Note, those text boxes can contain valid CSS font stacks, so if you still want to use Helvetica, just type in Helvetica as you would in the CSS code. That way you could have some areas with a Google font and other areas that use standard fonts found on people’s computers. It should be noted that these Google fonts do need to be download by the visitor, so even though they are probably 26K or less I would not recommend using more than a couple of Google fonts. The standard CSS fonts reside on the users machines already, so they will be faster.
Header and Navigation Menu
I have included controls that allow you to specify the height of your Header image in the Font Options page. To use that, type in the height you want your header to be BEFORE you upload a header. With the new height, go to Appearance > Header and upload the new Header image. If it is too big, you will be prompted to crop it to size.
The Header controls include margins as well. This helps if you have a long list of navigation links, or if your site name is really long. You can make either stretch the entire width of your page by changing the style to “grid_16”, or any variation of that.
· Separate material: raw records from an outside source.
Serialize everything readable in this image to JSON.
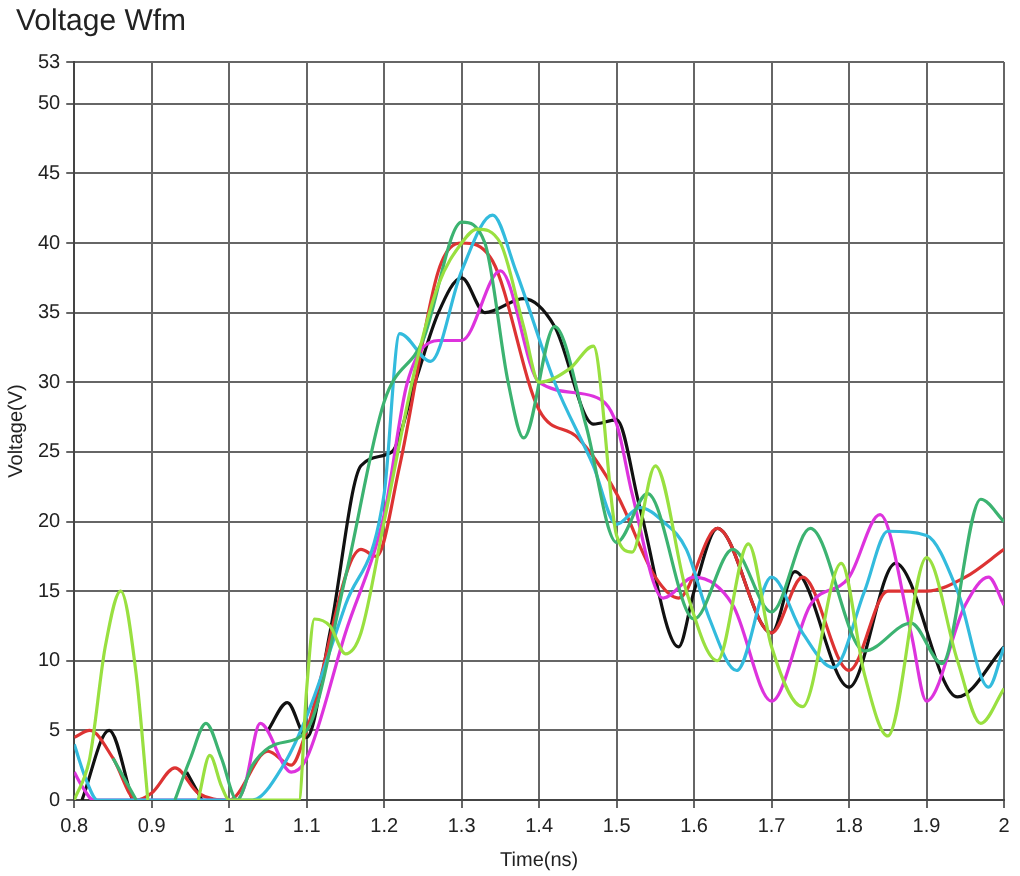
{
  "chart_data": {
    "type": "line",
    "title": "Voltage Wfm",
    "xlabel": "Time(ns)",
    "ylabel": "Voltage(V)",
    "xlim": [
      0.8,
      2
    ],
    "xticks": [
      0.8,
      0.9,
      1,
      1.1,
      1.2,
      1.3,
      1.4,
      1.5,
      1.6,
      1.7,
      1.8,
      1.9,
      2
    ],
    "ylim": [
      0,
      53
    ],
    "yticks": [
      0,
      5,
      10,
      15,
      20,
      25,
      30,
      35,
      40,
      45,
      50,
      53
    ],
    "grid": true,
    "legend": false,
    "marker": "none",
    "line_style": "solid",
    "series": [
      {
        "color": "#99e040",
        "x": [
          0.8,
          0.82,
          0.84,
          0.86,
          0.88,
          0.895,
          0.9,
          0.95,
          0.96,
          0.975,
          0.99,
          1.0,
          1.09,
          1.1,
          1.11,
          1.13,
          1.15,
          1.17,
          1.2,
          1.24,
          1.27,
          1.3,
          1.32,
          1.35,
          1.38,
          1.4,
          1.44,
          1.47,
          1.5,
          1.52,
          1.55,
          1.59,
          1.63,
          1.67,
          1.7,
          1.74,
          1.79,
          1.82,
          1.85,
          1.9,
          1.94,
          1.97,
          2
        ],
        "values": [
          0,
          3,
          11,
          15,
          9,
          0,
          null,
          null,
          0,
          3.2,
          1,
          0,
          0,
          8,
          13,
          12.5,
          10.5,
          12,
          20,
          31,
          37,
          40,
          41,
          40,
          34,
          30,
          31,
          32.6,
          19,
          17.8,
          24,
          15,
          10,
          18.4,
          11,
          6.7,
          17,
          9,
          4.6,
          17.4,
          10,
          5.5,
          8
        ]
      },
      {
        "color": "#3cb371",
        "x": [
          0.85,
          0.88,
          0.9,
          0.93,
          0.95,
          0.97,
          0.99,
          1.01,
          1.03,
          1.06,
          1.1,
          1.15,
          1.2,
          1.25,
          1.3,
          1.33,
          1.36,
          1.38,
          1.42,
          1.46,
          1.5,
          1.54,
          1.6,
          1.65,
          1.7,
          1.75,
          1.82,
          1.88,
          1.92,
          1.97,
          2
        ],
        "values": [
          3,
          0,
          null,
          0,
          3,
          5.5,
          3,
          0,
          2.5,
          4,
          5,
          16,
          28.6,
          33,
          41.5,
          40,
          30,
          26,
          34,
          27,
          18.5,
          22,
          13,
          18,
          13.5,
          19.5,
          10.7,
          12.7,
          9.8,
          21.6,
          20
        ]
      },
      {
        "color": "#33bbdd",
        "x": [
          0.8,
          0.815,
          0.83,
          1.03,
          1.07,
          1.1,
          1.15,
          1.2,
          1.22,
          1.26,
          1.3,
          1.34,
          1.37,
          1.42,
          1.47,
          1.5,
          1.53,
          1.56,
          1.59,
          1.62,
          1.655,
          1.7,
          1.74,
          1.78,
          1.82,
          1.85,
          1.9,
          1.94,
          1.98,
          2
        ],
        "values": [
          4,
          1.5,
          0,
          0,
          2.5,
          6,
          14,
          22,
          33.5,
          31.5,
          38,
          42,
          38,
          30,
          24,
          19.8,
          21,
          20,
          18,
          13,
          9.3,
          16,
          12,
          9.5,
          15,
          19.3,
          19,
          15,
          8.1,
          11
        ]
      },
      {
        "color": "#dd33dd",
        "x": [
          0.8,
          0.81,
          0.825,
          1.01,
          1.02,
          1.04,
          1.08,
          1.1,
          1.15,
          1.2,
          1.23,
          1.27,
          1.3,
          1.35,
          1.4,
          1.47,
          1.5,
          1.52,
          1.56,
          1.6,
          1.65,
          1.7,
          1.75,
          1.8,
          1.84,
          1.88,
          1.9,
          1.95,
          1.98,
          2
        ],
        "values": [
          2,
          1,
          0,
          0,
          1,
          5.5,
          2,
          3,
          12,
          20.5,
          30,
          33,
          33,
          38,
          30,
          29,
          27,
          22,
          14.5,
          16,
          14,
          7.1,
          14,
          16,
          20.5,
          12,
          7.1,
          14,
          16,
          14
        ]
      },
      {
        "color": "#dd3333",
        "x": [
          0.8,
          0.82,
          0.85,
          0.88,
          0.9,
          0.93,
          0.96,
          1.0,
          1.05,
          1.08,
          1.1,
          1.17,
          1.19,
          1.22,
          1.27,
          1.3,
          1.34,
          1.4,
          1.45,
          1.5,
          1.55,
          1.58,
          1.63,
          1.7,
          1.74,
          1.8,
          1.85,
          1.9,
          1.95,
          2
        ],
        "values": [
          4.5,
          5,
          3,
          0,
          0.5,
          2.3,
          0.5,
          0,
          3.5,
          2.5,
          5,
          18,
          17.5,
          24,
          38,
          40,
          38.7,
          28,
          26,
          22,
          16,
          14.5,
          19.5,
          12,
          16,
          9.3,
          15,
          15,
          16,
          18
        ]
      },
      {
        "color": "#111111",
        "x": [
          0.81,
          0.845,
          0.875,
          0.93,
          0.945,
          0.965,
          1.03,
          1.05,
          1.075,
          1.1,
          1.13,
          1.17,
          1.21,
          1.24,
          1.27,
          1.3,
          1.33,
          1.38,
          1.42,
          1.47,
          1.5,
          1.53,
          1.58,
          1.6,
          1.63,
          1.7,
          1.73,
          1.8,
          1.86,
          1.94,
          2
        ],
        "values": [
          0,
          5,
          0,
          null,
          2,
          0,
          null,
          5,
          7,
          4.5,
          12,
          24,
          25,
          30,
          35,
          37.5,
          35,
          36,
          34,
          27,
          27.3,
          21,
          11,
          15,
          19.5,
          12,
          16.4,
          8.1,
          17,
          7.4,
          11
        ]
      }
    ]
  }
}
If you want the Title and Navigation links to stay on the same line, the two style options need to add up to 16 or less.
You will probably notice that alignment issues crop up once you start making changes in this area. That’s why I have included an option for margins. The margins must have valid CSS code in it, and try to remember that the order you specify them spells “TROUBLE”. Top, Right, Bottom, Left (TRBL). You can specify negative margins also. For example, if you specify
-20px 0px 10px 0px for the navigation menu that will move the navigation menu up by 20 pixels. This is great for getting perfect alignment with whatever kind of header you design.